Alors, l’objectif de 35 % est-il suffisant ? « Il n’est pas possible de viser 90 % », répond la responsable. « Dans certaines situations humanitaires critiques, il n’est pas possible de dépenser l’argent liquide. »

Un participant à l’événement, également membre de la DG ECHO, a qualifié le chiffre moyen mondial de 10 % de « ridicule » : « il reste encore beaucoup à faire pour que ce chiffre augmente ». Il ajoute que « des preuves indiquent que l’argent liquide est la façon la plus efficace de faire les choses » et que « c’est surtout dans le secteur de l’alimentation que l’argent liquide est important ».

« Le travail humanitaire à réaliser dans le monde est énorme. La durée moyenne pendant laquelle les personnes sont déplacées est de 17 ans. Je me demande s’il est nécessaire de mettre en place des financements à plus moyen terme. Le défi politique est de savoir comment faire la transition entre les besoins humanitaires à court terme et une politique à plus long terme », souligne Ric Goodman, de DAI Europe, prestataire de services au développement.

Un autre panéliste, Joel Le Turioner, fondateur d’AfricAgriConsult, spécialiste de l’aide au développement via des bons électroniques, a quant à lui souligné avoir mis en place un système de livraison d’engrais aux agriculteurs africains à des prix compétitifs, sans fausser le marché local.

Androulla Kaminara et Ric Goodman rejettent tous deux les inquiétudes concernant une aide qui pourrait être dépensée en alcool ou en cigarettes. « Nous ne demandons pas ce que les gens achètent, nous essayons seulement de suivre.

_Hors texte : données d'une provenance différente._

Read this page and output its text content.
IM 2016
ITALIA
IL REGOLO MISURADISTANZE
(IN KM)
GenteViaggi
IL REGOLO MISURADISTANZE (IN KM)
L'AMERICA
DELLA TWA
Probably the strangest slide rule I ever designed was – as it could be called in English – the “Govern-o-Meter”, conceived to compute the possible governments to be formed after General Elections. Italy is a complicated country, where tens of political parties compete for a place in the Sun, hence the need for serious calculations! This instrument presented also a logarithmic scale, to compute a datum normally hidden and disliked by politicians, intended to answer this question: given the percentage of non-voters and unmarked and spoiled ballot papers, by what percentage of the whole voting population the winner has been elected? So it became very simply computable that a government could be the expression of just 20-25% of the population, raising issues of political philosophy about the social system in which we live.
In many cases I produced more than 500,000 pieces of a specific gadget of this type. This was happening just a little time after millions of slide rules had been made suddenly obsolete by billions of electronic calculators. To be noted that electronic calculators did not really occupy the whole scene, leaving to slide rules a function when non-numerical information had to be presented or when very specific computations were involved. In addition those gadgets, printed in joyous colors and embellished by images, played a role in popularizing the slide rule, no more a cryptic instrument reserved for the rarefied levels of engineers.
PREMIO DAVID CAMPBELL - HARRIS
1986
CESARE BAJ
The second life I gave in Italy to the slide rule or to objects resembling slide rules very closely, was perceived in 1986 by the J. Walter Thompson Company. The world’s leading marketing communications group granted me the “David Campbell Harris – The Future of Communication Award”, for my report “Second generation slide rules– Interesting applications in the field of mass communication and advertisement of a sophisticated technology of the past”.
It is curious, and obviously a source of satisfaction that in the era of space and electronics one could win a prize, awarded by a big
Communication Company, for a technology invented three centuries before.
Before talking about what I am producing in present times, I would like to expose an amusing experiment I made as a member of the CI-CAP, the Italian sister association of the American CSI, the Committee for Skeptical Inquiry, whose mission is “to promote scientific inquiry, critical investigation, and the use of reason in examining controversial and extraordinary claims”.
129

S’il y a [ce type de dépenses contestables], c’est très minime, cela ne prend pas une ampleur qui devrait nous inquiéter », assure la première.

« Les dépenses frivoles sont très marginales, cela ne doit pas constituer un frein », renchérit Ric Goodman. Techniquement parlant, les mécanismes d’acheminement de l’aide sont disponibles, c’est la charge de travail humanitaire énorme qui pose un défi politique, conclut-il.